I’m trying to implement my dnn model inference with tensorrt-3. I want to convert input data from HWC format to CHW. But when I use the transpose operation of IShuffleLayer, it seems that I can’t permute the channel dimension with the spatial dimension.
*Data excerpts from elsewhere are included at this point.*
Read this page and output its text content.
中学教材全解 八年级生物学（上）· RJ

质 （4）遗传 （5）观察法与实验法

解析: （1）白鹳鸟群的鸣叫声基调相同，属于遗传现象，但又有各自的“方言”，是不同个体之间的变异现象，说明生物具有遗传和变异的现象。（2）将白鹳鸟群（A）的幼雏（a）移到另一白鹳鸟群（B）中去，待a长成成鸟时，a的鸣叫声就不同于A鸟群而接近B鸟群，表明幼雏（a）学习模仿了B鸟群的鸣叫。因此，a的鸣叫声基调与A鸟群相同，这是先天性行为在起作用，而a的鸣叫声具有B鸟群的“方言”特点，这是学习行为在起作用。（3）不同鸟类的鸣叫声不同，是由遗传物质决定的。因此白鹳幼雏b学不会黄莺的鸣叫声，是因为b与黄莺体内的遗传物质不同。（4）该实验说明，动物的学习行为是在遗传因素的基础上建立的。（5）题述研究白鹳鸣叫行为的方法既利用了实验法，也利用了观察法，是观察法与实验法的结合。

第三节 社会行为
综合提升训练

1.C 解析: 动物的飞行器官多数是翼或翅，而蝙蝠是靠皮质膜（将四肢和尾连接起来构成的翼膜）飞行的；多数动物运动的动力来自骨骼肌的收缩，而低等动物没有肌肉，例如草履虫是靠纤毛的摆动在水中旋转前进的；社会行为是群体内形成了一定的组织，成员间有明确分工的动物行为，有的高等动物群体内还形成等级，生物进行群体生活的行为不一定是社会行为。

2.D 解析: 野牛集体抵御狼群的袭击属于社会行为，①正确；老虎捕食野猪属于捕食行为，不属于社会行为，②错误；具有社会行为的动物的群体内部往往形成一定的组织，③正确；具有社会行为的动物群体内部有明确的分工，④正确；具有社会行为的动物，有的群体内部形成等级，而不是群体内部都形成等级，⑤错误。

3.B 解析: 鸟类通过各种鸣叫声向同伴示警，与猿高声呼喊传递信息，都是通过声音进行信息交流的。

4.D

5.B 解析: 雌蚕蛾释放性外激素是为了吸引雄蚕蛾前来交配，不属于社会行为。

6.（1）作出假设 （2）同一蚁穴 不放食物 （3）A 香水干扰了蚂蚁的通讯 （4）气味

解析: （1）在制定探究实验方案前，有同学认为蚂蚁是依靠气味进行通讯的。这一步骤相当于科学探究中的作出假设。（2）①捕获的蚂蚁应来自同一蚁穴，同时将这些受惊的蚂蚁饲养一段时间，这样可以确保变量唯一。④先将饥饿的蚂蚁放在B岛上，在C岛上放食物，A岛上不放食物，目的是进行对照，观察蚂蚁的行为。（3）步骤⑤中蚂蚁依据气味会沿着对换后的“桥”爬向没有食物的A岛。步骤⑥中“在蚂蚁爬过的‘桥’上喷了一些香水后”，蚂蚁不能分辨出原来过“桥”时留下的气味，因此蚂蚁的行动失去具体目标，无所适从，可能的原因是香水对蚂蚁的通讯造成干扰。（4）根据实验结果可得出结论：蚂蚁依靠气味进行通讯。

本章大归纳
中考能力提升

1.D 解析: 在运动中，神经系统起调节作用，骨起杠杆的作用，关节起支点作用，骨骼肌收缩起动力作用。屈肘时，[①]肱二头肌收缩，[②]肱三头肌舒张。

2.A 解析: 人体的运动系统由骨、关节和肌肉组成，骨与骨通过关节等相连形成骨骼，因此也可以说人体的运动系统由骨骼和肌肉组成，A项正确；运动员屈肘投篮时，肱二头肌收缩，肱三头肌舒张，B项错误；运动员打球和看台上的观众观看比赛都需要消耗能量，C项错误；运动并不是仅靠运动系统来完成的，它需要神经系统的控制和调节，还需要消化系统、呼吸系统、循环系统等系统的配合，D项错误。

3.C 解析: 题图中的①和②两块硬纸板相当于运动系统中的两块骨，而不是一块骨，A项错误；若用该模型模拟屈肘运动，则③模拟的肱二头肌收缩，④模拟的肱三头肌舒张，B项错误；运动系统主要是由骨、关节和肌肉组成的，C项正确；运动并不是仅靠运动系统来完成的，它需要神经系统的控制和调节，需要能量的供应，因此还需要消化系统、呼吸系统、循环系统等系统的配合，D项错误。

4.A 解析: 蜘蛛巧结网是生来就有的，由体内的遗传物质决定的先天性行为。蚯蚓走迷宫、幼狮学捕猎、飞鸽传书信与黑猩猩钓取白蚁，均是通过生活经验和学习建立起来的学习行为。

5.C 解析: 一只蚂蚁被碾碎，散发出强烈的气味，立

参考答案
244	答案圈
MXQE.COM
Here’s my code for testing permutation:

void test(float* in, float* out)
{
    Logger gLogger;
    nvinfer1::IBuilder* builder = createInferBuilder(gLogger);
    nvinfer1::INetworkDefinition* network = builder->createNetwork();

    //  Create input
    auto data = network->addInput("data", nvinfer1::DataType::kFLOAT, nvinfer1::DimsCHW{4, 4, 3});
    assert(data != nullptr);

    // Permute
    auto ps = network->addShuffle(*data);
    assert(ps != nullptr);

    std::cout << "ps transpose" << std::endl;
    ps->setFirstTranspose(nvinfer1::Permutation{1, 2, 0});

    // Set output layer
    ps->getOutput(0)->setName("out");
    network->markOutput(*ps->getOutput(0));

    // Build the engine
    builder->setMaxBatchSize(1);
    builder->setMaxWorkspaceSize(1 << 20);

    nvinfer1::ICudaEngine* engine = builder->buildCudaEngine(*network);
    network->destroy();
    assert(engine != nullptr);
    nvinfer1::IExecutionContext* context = engine->createExecutionContext();
    assert(context != nullptr);

    assert(engine->getNbBindings() == 2);
    int inputIndex = engine->getBindingIndex("data");
    int outputIndex = engine->getBindingIndex("out");

    void* buffers[2];
    CHECK(cudaMalloc(&buffers[inputIndex], 64 * sizeof(float)));
    CHECK(cudaMalloc(&buffers[outputIndex], 64 * sizeof(float)));
    cudaStream_t stream;
    CHECK(cudaStreamCreate(&stream));

    CHECK(cudaMemcpyAsync(buffers[inputIndex], in, 64 * sizeof(float), cudaMemcpyHostToDevice, stream));
    context->enqueue(1, buffers, stream, nullptr);
    CHECK(cudaMemcpyAsync(out, buffers[outputIndex], 64 * sizeof(float), cudaMemcpyDeviceToHost, stream));
    cudaStreamSynchronize(stream);

    // release the stream and the buffers
    cudaStreamDestroy(stream);
    CHECK(cudaFree(buffers[inputIndex]));
    CHECK(cudaFree(buffers[outputIndex]));
    engine->destroy();
    builder->destroy();
}

input data is a float buffer, and when I execute this code I get following errors:

Enhance: helpers.cpp:39: nvinfer1::DimsCHW nvinfer1::getCHW(const nvinfer1::Dims&): Assertion `isIndexedCHW(d)’ failed.
The program has unexpectedly finished.

And it seems ok when I just set the permutation as [0, 2, 1] that will keep the channel dimension and just transpose in spatial dimensions.

Any suggestion?
Thank you very much in advance!